Cada vez mais leio menos "comentariado" nos meios de comunicação social e tento ater-me às notícias em si. Creio que faço bem. A ideia na qual fui educada de ser aconselhável aprofundar a informação lendo opinião alheia fazia sentido - deveria ouvir/ler pontos de vista diferentes, no intuito de criar elasticidade mental e maior abertura de espírito -, mas perdeu força com esta profusão do engraçadismo pseudo-intelectual e faccioso. Um voluntarismo no qual todos se acham geniais e capazes de julgar tudo e todos. Na maioria dos casos, ler ou ouvir o que se diz e escreve no espaço público não acrescenta conhecimento e lucidez. Aumenta sim o sentimento de irmandade com a generalidade dos consumidores de "conteúdo" informativo, o que reconforta quem se reveja na consciência colectiva. Ou alimenta o espírito de competição e facção que também conduz a um sentimento de pertença, agora a uma tribo. Se estes sentimentos podem ser benéficos sob outros aspectos é uma incógnita. Em termos de conhecimento são neutros (ou negativos). Não digo nada de novo, até nos livros há que ser criterioso e há muito quem o entenda e expresse há muitos anos: face à exiguidade de tempo, não há disponibilidade para perder com inutilidades. Porém, ser criterioso está muito longe de seguir as recomendações interessadas do gueto do mercado cultural e seus clichés e contra-clichés. Nas palavras de Miguel Torga: "dos próceres do poder e dos pontífices da literatura". Acrescento: antes reduzir as leituras ao essencial e perder tempo a não fazer nada, a devanear e a viver ao sabor dos ventos, é menos nocivo para a sociedade do que encharcar o cérebro de intriga e futilidade pretensamente inteligentes e dignas de apreço e replicá-las à exaustão.

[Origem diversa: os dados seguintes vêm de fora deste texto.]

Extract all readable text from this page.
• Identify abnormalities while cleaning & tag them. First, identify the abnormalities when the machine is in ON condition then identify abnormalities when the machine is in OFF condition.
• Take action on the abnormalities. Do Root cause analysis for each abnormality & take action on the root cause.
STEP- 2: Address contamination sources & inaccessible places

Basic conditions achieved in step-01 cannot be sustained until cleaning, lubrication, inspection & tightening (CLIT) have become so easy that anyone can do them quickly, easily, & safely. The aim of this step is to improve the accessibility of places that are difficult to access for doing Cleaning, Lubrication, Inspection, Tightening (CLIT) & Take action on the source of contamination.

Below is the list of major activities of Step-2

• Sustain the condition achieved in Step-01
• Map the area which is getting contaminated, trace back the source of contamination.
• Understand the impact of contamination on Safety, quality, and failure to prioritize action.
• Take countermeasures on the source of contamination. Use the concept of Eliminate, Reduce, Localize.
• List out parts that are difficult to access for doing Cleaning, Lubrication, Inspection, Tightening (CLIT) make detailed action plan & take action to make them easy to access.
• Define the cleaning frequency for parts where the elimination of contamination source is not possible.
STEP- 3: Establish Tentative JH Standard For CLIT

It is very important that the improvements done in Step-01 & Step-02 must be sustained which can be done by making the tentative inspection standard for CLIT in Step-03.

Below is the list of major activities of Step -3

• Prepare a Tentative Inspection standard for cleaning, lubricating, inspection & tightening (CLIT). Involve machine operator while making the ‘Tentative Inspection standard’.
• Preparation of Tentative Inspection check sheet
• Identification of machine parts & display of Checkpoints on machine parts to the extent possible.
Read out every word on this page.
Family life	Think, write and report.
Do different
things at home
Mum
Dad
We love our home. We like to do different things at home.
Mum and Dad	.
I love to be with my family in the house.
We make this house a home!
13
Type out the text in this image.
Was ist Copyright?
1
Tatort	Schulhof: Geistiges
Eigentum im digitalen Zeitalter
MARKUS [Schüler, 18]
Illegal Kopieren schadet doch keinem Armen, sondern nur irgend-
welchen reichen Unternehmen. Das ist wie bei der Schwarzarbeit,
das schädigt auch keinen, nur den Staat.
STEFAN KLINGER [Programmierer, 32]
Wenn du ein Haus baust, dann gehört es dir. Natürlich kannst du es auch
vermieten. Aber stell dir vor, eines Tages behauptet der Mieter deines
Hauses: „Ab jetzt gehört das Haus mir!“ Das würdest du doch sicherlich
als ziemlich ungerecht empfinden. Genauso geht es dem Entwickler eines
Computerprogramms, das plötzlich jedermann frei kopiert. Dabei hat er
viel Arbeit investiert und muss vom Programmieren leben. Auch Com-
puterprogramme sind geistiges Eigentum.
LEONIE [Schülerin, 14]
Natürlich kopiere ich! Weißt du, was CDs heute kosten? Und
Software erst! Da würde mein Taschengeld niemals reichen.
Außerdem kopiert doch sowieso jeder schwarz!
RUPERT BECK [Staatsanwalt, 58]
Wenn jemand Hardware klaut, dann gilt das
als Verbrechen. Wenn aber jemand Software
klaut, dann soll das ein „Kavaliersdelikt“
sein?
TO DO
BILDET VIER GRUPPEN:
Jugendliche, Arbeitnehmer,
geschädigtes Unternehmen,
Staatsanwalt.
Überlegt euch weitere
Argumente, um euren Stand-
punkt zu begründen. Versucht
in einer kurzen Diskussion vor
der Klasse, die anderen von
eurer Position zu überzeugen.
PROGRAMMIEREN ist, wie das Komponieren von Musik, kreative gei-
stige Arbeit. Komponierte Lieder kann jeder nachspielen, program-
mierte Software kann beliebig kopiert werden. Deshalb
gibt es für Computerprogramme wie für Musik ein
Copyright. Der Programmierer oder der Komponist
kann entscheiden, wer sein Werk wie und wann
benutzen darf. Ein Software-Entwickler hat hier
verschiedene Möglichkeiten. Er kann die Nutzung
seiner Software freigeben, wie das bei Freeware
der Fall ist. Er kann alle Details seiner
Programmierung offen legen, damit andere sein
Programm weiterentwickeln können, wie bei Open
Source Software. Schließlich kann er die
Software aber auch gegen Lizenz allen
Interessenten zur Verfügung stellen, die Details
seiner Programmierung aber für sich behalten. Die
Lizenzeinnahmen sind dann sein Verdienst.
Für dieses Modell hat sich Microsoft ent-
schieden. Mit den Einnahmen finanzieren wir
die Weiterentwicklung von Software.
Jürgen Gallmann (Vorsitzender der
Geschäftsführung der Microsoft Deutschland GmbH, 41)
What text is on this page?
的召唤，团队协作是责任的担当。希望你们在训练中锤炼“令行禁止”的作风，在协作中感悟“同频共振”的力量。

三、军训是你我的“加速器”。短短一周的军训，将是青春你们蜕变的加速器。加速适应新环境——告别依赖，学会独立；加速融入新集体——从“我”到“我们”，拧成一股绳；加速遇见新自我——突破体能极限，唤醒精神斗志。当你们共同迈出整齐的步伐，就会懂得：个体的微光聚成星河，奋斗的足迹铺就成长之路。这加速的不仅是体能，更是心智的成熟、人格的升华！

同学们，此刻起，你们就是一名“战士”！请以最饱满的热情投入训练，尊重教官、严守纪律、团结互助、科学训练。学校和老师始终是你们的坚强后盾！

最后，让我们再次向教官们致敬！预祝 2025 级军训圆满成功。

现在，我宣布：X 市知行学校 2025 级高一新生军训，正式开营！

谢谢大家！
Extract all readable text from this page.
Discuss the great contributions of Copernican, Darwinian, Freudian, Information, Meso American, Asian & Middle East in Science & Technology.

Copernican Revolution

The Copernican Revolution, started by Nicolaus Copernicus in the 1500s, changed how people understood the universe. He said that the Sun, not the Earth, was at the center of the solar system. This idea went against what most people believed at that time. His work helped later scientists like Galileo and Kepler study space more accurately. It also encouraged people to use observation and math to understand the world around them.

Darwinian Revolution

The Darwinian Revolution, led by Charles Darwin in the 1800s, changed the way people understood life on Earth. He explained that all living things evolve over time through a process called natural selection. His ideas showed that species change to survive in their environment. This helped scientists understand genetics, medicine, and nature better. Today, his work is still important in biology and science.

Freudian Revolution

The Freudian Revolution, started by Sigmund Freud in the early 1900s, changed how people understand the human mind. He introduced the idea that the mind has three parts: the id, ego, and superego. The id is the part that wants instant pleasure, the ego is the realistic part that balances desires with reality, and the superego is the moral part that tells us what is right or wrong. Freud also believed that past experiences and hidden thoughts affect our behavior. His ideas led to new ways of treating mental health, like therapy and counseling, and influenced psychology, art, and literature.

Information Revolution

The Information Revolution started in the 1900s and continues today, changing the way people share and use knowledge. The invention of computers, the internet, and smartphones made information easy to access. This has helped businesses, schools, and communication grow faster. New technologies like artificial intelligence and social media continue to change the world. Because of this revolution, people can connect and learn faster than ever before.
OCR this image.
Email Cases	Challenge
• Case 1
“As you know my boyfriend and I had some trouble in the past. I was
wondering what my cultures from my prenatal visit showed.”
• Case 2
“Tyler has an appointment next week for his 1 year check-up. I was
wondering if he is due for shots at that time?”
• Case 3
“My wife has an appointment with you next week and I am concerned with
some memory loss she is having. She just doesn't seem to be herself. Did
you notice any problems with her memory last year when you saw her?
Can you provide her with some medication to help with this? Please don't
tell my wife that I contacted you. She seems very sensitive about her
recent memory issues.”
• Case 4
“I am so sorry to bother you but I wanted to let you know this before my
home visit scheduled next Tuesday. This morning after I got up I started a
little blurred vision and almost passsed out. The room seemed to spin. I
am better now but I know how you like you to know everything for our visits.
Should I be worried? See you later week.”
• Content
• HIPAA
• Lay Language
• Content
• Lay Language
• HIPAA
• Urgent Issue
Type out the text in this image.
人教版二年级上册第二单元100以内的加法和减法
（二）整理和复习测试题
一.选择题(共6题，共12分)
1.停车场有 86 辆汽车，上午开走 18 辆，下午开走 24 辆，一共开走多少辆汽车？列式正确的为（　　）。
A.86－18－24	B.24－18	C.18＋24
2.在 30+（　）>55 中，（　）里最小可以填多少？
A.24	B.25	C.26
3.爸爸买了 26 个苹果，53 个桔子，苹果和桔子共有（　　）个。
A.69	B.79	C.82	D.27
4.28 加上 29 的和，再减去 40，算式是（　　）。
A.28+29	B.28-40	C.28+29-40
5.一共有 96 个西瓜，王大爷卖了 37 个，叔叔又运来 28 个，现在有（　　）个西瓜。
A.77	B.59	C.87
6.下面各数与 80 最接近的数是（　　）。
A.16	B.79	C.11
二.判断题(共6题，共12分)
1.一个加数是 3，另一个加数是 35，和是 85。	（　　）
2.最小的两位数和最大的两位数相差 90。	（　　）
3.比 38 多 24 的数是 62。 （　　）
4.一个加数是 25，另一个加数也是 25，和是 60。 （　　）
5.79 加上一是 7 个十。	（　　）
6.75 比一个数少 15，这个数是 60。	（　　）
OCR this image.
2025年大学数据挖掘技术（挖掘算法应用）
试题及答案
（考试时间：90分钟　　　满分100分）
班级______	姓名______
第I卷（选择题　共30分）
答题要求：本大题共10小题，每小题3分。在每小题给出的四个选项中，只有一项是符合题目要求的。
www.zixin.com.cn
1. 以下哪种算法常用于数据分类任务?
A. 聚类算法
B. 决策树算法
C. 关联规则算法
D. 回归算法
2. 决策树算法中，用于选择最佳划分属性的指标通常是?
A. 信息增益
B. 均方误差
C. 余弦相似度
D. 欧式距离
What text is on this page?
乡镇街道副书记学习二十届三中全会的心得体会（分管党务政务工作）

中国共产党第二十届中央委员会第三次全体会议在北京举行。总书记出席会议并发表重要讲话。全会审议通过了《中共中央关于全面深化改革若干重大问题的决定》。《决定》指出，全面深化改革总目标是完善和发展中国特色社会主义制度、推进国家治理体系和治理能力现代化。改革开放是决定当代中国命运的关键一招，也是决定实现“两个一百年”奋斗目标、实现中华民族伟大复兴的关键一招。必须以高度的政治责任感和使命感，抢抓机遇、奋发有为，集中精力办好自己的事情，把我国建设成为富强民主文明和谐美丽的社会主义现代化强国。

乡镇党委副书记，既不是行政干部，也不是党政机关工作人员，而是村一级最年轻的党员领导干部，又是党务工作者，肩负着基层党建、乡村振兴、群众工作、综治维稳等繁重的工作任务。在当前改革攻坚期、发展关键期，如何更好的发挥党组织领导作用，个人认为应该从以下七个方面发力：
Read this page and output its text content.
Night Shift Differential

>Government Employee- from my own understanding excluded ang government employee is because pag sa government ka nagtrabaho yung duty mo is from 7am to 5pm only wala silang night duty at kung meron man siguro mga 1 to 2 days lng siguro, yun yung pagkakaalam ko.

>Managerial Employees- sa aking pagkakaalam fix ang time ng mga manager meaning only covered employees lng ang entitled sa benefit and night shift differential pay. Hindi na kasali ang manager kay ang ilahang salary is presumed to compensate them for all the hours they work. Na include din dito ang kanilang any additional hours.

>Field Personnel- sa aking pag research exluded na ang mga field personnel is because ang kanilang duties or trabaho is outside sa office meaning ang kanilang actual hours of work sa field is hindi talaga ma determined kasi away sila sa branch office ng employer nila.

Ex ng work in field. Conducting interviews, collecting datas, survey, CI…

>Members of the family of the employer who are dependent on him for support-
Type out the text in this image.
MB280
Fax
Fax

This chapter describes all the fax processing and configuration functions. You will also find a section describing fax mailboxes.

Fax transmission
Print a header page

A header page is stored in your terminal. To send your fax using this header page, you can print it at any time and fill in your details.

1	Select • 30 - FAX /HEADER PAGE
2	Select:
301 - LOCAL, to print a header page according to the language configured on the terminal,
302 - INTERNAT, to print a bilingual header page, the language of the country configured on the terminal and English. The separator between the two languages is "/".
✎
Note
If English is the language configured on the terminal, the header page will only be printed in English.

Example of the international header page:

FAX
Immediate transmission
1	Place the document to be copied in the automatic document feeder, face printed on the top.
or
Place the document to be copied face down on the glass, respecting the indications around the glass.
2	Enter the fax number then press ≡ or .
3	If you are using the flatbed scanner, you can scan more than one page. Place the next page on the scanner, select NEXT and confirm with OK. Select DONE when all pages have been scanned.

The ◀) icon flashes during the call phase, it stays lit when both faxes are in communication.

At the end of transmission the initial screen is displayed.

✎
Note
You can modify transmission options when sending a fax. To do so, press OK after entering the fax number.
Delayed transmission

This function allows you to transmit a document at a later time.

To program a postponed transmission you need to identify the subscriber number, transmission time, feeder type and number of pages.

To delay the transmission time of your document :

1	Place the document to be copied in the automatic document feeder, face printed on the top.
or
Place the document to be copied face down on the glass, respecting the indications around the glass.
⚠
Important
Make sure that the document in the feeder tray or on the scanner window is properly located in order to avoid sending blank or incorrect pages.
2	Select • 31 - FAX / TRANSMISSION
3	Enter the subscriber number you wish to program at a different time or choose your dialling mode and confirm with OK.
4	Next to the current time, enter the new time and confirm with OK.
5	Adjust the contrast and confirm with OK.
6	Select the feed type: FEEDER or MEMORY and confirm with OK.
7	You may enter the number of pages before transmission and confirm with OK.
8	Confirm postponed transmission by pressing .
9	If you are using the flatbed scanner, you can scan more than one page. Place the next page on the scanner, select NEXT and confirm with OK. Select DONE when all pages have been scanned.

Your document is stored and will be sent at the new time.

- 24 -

Ao longo do dia acabei por ler as notícias com superficialidade, fiz o giro muito curto pelas redondezas só para dizer que não passei o dia enfiada em casa (ontem a andança foi à noite, como agora voltou a ser costume ao fim-de-semana), conversei ao vivo e a cores e ao telefone, dormi e comi. Tudo relevantíssimo.
Amanhã ou depois vou comprar o livro Titãs da História, Heróis e vilões que fizeram a nossa história, de Simon Sebag Montefiore. Um conjunto de 170 minibiografias - o tamanho certo para o meu cérebro ervilha. Tipo de coisas que me tenta, apesar de saber que vou arrastar a leitura por muito tempo. Mais uma vantagem de ter tantas entradas individuais.
E antes de me deitar ainda quero ver se crio O que é esta segunda-feira?, sem ter no momento a mais pequena ideia sobre o que escrever. Não sei se estou para aí virada ou faço folga. Logo se vê.
Boa noite.
Ups. Uma última nota solta. A vantagem de ler pouca opinião durante uma temporada - já me fui afastando há algum tempo - é a de nas poucas vezes que leio esse tipo de textos poder ter a surpresa (coisa rara) de descobrir que o autor chegou à mesma conclusão, às vezes nos mesmos termos.
Adenda. Sou um calhau. Bastava ter utilizado a palavra "opinião" como vocábulo eleito do postal da série O que é esta segunda-feira? e já estaria concluído. Sempre fui péssima em cálculo.